Looking up by Geoffrey George

also see Looking Up (set)

The Detroit Free Press reports that census data shows that 556,000 Michigan homes (19% of all owner-occupied homes in the state – 2% over the national average) have some kind of second loan on them. At the same time, the median value of homes has increased 19% in the last five years (much less than the national average of 32%).

Dana Johnson, chief economist for Comerica said “There’s a widespread trend for people to tap into their equity nationally. Obviously, here there’s less equity to tap as elsewhere … It puts borrowers in a more precarious position.”
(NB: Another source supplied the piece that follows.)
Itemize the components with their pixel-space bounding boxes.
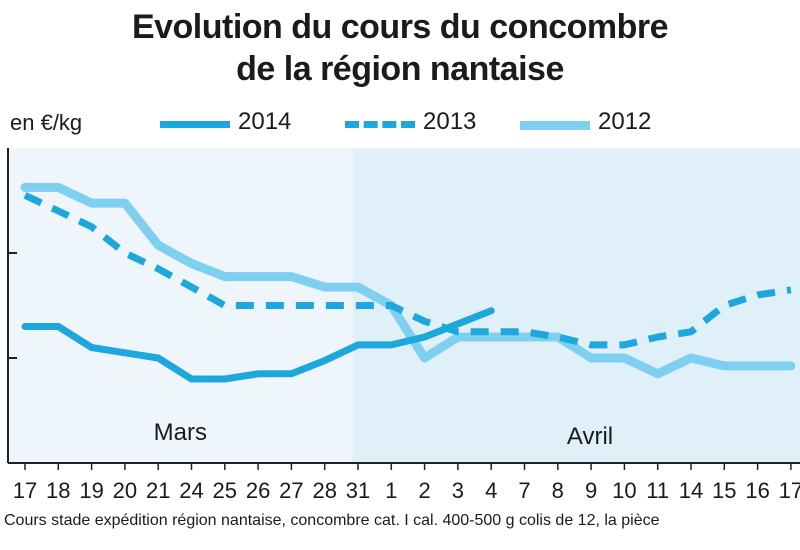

And from the “Had just enough to do with the topic to be found in a search” Department, here’s a passage out of Henry Schoolcraft’s memoir:

The plethora of success which has animated every department of life and business, puffing them up like gas in a balloon, since about ’35 has departed and left the fiscal system perfectly flaccid and lifeless. The rage for speculation in real estate has absorbed all loose cash, and the country is now groaning for its fast-locked circulating medium. A friend at Detroit writes: “With fifty thousand dollars of productive real estate in the city, and as much more in stocks and mortgages, I am absolutely in want of small sums to pay my current expenses, and to rid myself of the mortification produced by this feeling I am prepared to make, almost any sacrifice.”